State University of New York (SUNY) Provost and Senior Vice Chancellor Tod Laursen also said he worried about a greater risk of exposure to the novel coronavirus across the SUNY system should schools be forced to offer more in-person instruction this fall. In Western New York, both the University at Buffalo and SUNY Buffalo State have announced hybrid in-person and remote instruction models for the fall semester, which would have complicated international students’ ability to continue their studies under the proposed restrictions.
Foreign students are also a major economic boon for the country and state. Laursen said international SUNY students pay more than $700 million in tuition and fees each year, plus millions more in housing and other costs. SUNY also employs more than 3,000 international students as research and teaching assistants.

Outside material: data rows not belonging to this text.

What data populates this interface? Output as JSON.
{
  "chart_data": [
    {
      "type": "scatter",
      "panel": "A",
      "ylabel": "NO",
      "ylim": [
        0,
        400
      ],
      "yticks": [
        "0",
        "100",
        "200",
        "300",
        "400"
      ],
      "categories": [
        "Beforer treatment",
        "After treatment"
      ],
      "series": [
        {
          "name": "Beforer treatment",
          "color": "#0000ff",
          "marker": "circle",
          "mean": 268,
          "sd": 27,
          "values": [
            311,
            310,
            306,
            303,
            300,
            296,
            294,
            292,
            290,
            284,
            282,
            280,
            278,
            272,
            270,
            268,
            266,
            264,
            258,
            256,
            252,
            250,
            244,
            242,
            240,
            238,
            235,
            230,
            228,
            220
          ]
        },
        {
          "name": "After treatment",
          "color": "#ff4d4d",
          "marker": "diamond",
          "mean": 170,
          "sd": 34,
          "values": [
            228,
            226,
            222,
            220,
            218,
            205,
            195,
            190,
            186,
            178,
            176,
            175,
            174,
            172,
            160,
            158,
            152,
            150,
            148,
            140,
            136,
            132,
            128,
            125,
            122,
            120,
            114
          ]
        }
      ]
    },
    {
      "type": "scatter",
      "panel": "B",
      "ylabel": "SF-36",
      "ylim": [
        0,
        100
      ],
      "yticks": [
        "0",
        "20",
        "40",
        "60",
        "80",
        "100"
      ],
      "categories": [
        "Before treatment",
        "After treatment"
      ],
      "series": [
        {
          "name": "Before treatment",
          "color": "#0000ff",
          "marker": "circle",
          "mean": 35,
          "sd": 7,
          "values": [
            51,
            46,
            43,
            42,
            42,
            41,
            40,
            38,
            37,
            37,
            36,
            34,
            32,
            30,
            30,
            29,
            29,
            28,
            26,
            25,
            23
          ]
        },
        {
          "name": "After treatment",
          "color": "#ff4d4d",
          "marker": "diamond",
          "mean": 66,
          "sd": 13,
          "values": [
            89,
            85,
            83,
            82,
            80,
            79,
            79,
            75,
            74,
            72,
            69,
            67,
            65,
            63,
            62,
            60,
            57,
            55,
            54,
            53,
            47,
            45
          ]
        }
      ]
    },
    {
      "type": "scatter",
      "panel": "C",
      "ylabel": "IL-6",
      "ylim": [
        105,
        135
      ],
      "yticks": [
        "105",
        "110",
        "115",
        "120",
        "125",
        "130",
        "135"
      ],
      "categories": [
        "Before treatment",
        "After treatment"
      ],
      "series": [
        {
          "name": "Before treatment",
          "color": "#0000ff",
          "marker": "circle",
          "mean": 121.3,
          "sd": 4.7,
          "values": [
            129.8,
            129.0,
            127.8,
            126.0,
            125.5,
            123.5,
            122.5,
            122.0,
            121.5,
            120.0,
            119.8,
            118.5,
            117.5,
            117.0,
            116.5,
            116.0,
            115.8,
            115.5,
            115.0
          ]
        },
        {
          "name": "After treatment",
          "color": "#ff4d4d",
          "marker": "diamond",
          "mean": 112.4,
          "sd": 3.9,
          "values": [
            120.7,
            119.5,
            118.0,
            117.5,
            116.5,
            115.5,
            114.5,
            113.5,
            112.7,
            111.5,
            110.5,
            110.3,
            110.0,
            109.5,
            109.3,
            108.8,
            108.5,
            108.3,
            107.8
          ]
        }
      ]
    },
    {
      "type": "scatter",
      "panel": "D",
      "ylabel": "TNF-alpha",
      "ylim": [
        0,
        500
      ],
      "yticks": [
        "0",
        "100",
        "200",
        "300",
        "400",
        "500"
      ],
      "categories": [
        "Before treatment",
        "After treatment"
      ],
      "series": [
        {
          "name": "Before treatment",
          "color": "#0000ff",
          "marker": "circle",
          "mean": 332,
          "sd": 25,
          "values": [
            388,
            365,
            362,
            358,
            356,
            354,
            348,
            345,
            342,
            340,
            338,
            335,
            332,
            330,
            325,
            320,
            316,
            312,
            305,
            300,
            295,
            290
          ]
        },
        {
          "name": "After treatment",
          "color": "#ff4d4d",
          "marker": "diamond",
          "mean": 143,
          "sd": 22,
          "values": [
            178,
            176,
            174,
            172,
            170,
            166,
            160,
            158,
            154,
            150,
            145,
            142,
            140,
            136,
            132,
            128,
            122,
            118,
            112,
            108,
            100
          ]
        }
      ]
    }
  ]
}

“The impact of this economically and on the academic mission is huge for the State of New York and for SUNY,” Laursen said.
Nationwide, international students contributed $45 billion to the U.S. economy in 2018, according to the U.S. Department of Commerce. More than 1 million international students study in the U.S. each year, making up 5.5% of all degree-seekers in the U.S. and 10% in New York State, according to the Institute of International Education (IIE).
More than half of all international students studying in the U.S. during the 2018-2019 academic year came from China (34%) and India (18%), according to IIE. South Korea, Saudi Arabia and Canada rounded out the top five origin countries.
ICE agreed Tuesday to revert back to its March guidance that allows students taking online classes to remain in the U.S. on F-1 visas for the duration of the coronavirus pandemic, according to The Harvard Crimson newspaper and federal judge Allison D. Burroughs in Boston.